LA demographic shifts demand changing current budget

The Census Bureau estimates that the population of Louisiana relatively is aging, as over the past few years the state actually increased in number older people coming into the state while the number of younger continue to decline. The policy consequences of this need addressing now, but it is questionable whether Gov. Kathleen Blanco and the Louisiana Legislature will do so properly.

The appropriations bill for operating expenses, HB 1, is shaping up to take flights of fancy from this reality. Blanco, for example, wants to add roughly 1,000 new bureaucratic jobs in state government, even though the state has lost population and these demographics suggest more losses on the way. Simultaneously, she wants to enact little in the way of meaningful tax reduction, precisely the solution to entice younger, productive workers to come to the state or remain living in it.

Without that happening, a disproportionate share of Louisiana’s population will comprise of older citizens, and the biggest impact as a result of that trend historically has been greater demand on health care services, the state’s largest expenditure after education. This strengthens the argument for moving away from health care policy based upon institutional solutions to that stressing more individual choice involving home- and community-based solutions, because these are cheaper and better tailored to individual needs as opposed to the one-size-fits-all institutional approach.

Yet Louisiana has shown a striking reluctance to make this commonsensical shift. This legislative session, progress already has been made on SB 1, a bill that actually continues the state’s emphasis on money going to institutions rather than following people in regards to indigent health care. At the same time, no movement has occurred on bills like SB 98 which would create many more opportunities to shift spending to home- and community-based care.

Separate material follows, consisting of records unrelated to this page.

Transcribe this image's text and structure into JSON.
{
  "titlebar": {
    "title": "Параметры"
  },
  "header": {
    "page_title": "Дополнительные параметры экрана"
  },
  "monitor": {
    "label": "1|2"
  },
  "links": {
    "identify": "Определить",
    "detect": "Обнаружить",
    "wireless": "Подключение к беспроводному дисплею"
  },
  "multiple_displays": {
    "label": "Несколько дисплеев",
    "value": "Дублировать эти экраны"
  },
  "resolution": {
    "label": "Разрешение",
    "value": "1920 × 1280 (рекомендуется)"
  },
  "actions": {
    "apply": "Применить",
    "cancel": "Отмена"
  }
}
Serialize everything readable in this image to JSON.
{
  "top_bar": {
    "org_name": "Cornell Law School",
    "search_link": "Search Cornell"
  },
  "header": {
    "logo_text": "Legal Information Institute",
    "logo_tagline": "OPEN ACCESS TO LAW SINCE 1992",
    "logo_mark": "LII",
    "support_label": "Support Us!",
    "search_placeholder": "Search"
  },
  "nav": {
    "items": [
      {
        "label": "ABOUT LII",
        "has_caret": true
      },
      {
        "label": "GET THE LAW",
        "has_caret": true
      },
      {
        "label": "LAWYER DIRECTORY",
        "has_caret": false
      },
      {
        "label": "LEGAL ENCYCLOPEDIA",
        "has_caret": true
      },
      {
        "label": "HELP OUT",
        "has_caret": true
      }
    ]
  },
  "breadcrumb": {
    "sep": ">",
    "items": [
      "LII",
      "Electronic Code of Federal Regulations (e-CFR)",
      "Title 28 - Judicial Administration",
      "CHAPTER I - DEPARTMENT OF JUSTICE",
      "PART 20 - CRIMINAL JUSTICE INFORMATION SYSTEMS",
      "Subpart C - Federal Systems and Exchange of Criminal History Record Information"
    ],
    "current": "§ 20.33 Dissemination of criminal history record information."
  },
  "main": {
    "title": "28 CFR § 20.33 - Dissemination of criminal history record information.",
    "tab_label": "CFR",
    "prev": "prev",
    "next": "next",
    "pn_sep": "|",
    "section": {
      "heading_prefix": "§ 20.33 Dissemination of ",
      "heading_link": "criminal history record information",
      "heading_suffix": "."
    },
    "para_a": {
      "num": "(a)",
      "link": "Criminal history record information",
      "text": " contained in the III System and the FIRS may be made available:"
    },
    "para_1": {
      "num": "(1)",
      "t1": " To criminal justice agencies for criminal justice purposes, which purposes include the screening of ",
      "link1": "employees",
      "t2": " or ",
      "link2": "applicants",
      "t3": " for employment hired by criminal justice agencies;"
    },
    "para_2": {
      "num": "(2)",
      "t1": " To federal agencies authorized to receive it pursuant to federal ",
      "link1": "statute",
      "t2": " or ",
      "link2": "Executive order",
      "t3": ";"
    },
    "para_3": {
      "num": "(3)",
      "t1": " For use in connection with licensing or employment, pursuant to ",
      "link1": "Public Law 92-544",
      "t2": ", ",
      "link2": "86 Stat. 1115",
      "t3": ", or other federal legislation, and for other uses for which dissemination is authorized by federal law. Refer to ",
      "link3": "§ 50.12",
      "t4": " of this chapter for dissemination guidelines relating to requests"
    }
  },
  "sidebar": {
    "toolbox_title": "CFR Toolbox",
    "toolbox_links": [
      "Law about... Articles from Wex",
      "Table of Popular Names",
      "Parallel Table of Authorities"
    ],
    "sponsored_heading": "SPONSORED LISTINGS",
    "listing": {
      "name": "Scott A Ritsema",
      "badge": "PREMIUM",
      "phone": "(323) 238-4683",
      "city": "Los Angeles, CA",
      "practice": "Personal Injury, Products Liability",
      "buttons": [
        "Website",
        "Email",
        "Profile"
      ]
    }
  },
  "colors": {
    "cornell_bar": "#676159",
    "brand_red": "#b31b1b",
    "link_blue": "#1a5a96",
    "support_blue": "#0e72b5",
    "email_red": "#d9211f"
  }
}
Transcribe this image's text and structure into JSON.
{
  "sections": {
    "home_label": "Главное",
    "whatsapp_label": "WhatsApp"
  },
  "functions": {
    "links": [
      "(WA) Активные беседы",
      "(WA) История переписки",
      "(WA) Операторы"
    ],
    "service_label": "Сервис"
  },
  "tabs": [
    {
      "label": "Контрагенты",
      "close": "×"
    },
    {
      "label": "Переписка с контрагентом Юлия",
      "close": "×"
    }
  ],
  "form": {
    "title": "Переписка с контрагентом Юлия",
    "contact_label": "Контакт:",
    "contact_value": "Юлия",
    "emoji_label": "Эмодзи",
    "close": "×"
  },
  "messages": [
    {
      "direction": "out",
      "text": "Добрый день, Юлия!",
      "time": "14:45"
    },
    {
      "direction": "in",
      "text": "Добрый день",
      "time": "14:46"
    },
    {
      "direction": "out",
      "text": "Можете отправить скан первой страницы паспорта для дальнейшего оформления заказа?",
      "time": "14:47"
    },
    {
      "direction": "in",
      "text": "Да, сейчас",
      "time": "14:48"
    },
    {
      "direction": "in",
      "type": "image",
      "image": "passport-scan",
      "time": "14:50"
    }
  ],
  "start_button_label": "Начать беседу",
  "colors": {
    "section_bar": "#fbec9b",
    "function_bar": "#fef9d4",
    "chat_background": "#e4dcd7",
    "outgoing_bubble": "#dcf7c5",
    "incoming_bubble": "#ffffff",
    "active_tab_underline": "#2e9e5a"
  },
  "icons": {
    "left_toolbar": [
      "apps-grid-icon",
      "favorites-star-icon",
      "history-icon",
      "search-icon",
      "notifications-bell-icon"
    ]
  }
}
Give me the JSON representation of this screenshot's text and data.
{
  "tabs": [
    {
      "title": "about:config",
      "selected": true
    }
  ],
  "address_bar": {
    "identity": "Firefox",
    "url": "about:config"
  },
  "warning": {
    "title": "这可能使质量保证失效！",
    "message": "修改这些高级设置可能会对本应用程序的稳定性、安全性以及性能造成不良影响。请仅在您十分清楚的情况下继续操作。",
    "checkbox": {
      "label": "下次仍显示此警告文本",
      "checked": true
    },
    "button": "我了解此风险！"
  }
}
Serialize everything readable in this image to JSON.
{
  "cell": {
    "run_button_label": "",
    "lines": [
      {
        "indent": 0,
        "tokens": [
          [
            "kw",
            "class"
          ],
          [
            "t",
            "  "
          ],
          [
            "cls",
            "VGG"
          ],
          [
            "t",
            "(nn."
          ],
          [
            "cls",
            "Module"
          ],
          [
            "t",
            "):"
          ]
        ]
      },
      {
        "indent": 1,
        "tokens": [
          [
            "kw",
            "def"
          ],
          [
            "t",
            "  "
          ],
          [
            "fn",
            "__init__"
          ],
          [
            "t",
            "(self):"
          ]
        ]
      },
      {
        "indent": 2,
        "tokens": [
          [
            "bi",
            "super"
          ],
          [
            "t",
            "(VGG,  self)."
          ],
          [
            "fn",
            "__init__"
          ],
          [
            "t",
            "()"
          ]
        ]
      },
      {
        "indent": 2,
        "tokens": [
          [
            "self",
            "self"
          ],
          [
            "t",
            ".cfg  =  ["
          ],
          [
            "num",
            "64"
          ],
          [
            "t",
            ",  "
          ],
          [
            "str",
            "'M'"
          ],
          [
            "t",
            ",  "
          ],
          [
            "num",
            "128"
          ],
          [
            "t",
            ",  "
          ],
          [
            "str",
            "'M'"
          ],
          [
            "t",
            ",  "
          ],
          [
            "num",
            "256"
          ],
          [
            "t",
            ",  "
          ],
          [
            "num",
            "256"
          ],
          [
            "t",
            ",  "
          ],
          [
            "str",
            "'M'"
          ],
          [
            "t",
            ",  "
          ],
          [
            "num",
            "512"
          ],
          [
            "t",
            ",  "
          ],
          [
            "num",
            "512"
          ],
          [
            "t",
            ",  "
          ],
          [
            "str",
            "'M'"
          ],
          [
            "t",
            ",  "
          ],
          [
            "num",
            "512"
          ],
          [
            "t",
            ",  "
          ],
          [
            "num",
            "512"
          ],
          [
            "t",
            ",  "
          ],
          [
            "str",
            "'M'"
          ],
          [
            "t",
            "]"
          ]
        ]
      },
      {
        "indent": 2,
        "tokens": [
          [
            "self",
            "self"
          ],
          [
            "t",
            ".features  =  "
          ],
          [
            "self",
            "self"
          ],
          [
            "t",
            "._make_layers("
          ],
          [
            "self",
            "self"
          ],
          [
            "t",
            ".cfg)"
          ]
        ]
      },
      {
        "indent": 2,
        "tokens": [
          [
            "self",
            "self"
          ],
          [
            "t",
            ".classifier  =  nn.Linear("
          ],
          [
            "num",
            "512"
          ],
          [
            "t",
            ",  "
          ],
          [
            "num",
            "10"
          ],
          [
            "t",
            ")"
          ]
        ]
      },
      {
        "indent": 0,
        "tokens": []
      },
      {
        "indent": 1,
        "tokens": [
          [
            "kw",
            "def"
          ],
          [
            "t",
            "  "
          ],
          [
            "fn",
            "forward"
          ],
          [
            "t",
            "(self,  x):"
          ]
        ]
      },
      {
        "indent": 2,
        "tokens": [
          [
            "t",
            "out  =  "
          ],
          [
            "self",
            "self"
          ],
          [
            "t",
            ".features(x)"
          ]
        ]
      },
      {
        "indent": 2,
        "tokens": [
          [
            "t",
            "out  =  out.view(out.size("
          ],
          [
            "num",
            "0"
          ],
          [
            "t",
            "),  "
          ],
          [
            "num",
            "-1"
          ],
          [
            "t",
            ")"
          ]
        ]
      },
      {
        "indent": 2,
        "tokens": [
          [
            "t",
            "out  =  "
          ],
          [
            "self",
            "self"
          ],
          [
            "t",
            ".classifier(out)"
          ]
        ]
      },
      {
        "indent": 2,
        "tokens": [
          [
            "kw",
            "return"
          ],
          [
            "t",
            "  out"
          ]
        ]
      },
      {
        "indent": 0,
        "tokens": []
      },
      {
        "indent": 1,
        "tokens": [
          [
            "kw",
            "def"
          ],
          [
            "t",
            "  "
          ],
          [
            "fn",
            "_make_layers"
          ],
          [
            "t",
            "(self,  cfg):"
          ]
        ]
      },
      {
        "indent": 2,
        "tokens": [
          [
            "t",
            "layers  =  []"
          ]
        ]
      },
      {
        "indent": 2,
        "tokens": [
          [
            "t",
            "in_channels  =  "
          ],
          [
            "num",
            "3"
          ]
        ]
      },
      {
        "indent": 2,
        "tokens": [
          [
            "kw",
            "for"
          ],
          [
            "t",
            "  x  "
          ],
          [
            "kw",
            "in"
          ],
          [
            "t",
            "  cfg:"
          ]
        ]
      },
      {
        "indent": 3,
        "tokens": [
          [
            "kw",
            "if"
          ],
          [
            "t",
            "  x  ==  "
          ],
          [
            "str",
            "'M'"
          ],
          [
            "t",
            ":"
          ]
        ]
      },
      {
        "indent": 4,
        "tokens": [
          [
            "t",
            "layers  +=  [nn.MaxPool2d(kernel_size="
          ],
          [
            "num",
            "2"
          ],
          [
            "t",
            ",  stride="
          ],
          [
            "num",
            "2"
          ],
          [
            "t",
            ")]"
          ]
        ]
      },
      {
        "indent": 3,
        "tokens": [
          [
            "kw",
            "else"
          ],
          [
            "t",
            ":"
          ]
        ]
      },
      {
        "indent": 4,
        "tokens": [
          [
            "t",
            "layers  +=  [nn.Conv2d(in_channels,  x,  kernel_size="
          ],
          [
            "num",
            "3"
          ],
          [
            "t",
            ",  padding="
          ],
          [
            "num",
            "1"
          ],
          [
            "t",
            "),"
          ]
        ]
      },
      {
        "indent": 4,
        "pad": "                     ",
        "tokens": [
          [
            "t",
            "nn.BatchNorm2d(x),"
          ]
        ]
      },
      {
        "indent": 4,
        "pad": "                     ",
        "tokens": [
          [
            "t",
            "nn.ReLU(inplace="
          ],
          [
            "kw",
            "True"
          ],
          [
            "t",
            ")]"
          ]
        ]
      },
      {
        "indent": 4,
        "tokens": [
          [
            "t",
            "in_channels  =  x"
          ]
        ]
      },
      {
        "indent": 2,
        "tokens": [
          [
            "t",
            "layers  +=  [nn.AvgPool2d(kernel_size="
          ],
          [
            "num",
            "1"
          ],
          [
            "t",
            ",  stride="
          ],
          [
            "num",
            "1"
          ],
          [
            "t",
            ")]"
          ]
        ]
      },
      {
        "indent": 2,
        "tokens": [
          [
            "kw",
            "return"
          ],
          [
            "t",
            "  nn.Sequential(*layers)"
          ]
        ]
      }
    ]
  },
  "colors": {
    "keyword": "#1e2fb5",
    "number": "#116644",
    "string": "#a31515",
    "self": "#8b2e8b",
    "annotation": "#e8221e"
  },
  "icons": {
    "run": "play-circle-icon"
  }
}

It’s that time during the session where these kinds of matters start getting resolved. Today HB 1 is being debated in the House, and a Senate Committee is scheduled to take up SB 98. Altering the former to remove spending counterintuitive to census forecasts to enable more tax relief, while approving the latter will show that Blanco and the Legislature take seriously this demographic warning. If they don’t, massive fiscal pain lies ahead for Louisiana because as each year passes, population shifts will make costs continue to escalate while revenues will grow more slowly, if at all.